Firstly, the aggregates no longer need to know what is the next step in the process. Originally, the Order aggregate needed to know that after making a reservation it should try to make a payment by sending a message to the Payment aggregate. Now, it simply needs to report that an order has been created.
Secondly, the definition of the message flow is now located in a single place, the process manager, rather than being scattered throughout the aggregates.
In a simple business process such as the one shown in Figure 1 and Figure 2, these benefits are marginal. However, if you have a business process that involves six aggregates and tens of messages, the benefits become more apparent. This is especially true if this is a volatile part of the system where there are frequent changes to the business process: in this scenario, the changes are likely to be localized to a limited number of objects.

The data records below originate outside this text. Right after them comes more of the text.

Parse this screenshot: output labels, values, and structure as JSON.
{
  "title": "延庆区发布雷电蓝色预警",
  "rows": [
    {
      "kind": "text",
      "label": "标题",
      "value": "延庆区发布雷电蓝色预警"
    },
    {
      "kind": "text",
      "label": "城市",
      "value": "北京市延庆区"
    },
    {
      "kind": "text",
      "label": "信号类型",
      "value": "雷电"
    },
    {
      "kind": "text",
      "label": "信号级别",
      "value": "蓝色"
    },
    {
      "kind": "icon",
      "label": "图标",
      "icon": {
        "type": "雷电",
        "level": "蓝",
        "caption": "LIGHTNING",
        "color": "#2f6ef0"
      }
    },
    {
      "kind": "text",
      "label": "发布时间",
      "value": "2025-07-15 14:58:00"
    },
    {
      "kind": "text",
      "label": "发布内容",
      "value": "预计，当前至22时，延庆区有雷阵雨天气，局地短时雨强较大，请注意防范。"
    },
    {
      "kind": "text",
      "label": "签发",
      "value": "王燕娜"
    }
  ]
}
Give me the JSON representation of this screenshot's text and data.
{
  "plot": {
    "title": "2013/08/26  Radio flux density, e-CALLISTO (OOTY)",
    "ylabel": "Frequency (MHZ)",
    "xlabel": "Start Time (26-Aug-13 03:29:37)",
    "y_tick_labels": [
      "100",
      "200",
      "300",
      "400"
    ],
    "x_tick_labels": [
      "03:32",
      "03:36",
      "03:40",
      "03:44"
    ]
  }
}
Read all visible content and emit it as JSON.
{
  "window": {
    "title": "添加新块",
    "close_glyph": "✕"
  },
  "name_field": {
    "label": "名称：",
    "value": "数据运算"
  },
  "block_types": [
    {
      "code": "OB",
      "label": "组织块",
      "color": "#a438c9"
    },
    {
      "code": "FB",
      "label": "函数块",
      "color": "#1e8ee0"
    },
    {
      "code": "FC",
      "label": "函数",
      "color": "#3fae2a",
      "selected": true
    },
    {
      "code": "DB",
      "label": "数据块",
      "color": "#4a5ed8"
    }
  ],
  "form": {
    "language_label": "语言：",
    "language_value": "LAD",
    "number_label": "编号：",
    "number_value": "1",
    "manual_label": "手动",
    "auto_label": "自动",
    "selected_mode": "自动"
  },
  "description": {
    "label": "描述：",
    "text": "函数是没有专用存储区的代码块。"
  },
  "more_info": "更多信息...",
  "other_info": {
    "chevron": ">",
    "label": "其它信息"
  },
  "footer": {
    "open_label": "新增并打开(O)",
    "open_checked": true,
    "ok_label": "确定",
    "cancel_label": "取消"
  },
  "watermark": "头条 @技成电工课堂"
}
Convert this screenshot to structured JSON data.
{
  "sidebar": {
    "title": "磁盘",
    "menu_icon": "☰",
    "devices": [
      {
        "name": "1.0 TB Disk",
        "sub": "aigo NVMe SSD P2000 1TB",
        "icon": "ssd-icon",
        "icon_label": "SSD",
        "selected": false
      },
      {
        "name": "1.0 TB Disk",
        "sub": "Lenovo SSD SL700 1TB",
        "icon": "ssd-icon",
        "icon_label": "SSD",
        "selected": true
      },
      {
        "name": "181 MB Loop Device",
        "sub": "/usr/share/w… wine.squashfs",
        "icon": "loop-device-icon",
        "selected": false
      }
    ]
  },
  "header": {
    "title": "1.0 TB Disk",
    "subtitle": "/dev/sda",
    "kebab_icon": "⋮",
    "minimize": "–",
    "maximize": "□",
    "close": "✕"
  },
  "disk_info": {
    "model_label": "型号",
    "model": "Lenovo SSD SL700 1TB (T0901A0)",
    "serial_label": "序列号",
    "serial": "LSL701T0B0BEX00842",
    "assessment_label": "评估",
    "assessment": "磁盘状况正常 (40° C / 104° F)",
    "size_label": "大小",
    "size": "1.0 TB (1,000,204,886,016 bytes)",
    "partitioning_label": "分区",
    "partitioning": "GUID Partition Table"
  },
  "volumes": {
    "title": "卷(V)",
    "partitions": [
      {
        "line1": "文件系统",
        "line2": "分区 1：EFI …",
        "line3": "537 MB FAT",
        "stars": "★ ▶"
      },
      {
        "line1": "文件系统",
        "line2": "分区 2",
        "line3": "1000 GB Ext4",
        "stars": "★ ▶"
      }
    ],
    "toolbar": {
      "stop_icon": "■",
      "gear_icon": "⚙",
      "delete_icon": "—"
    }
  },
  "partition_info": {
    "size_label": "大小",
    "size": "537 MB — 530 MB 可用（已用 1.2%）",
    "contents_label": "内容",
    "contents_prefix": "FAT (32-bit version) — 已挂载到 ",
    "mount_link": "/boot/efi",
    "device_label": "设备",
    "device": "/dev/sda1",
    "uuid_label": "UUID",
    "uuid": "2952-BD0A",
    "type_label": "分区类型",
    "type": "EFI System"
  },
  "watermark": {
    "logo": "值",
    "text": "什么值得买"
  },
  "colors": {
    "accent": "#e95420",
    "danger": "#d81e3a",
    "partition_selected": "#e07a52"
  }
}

In Figure 3, to illustrate this point, we introduce wait listing to the process. If some of the seats requested by the customer cannot be reserved, the system adds these seat requests to a waitlist. To make this change, we modify the Reservation aggregate to raise a SeatsNotReserved event to report how many seats could not be reserved in addition to the SeatsReserved event that reports how many seats could be reserved. The process manager can then send a command to the WaitList aggregate to waitlist the unfulfilled part of the request.
It's important to note that the process manager does not perform any business logic. It only routes messages, and in some cases translates between message types. For example, when it receives a SeatsNotReserved event, it sends an AddToWaitList command.
When should I use a process manager?
There are two key reasons to use a process manager:
- When your bounded context uses a large number of events and commands that would be difficult to manage as a collection point-to-point interactions between aggregates.
- When you want to make it easier to modify message routing in the bounded context. A process manager gives a single place where the routing is defined.
When should I not use a process manager?
The following list identifies reasons not to use a process manager:
- You should not use a Process manager if your bounded context contains a small number of aggregate types that use a limited number of messages.
- You should not use a process manager to implement any business logic in your domain. Business logic belongs in the aggregate types.
Sagas and CQRS
Although we have chosen to use the term process manager as defined earlier in this chapter, sagas may still have a part to play in a system that implements the CQRS pattern in some of its bounded contexts. Typically, you would expect to see a process manager routing messages between aggregates within a bounded context, and you would expect to see a saga managing a long-running business process that spans multiple bounded contexts.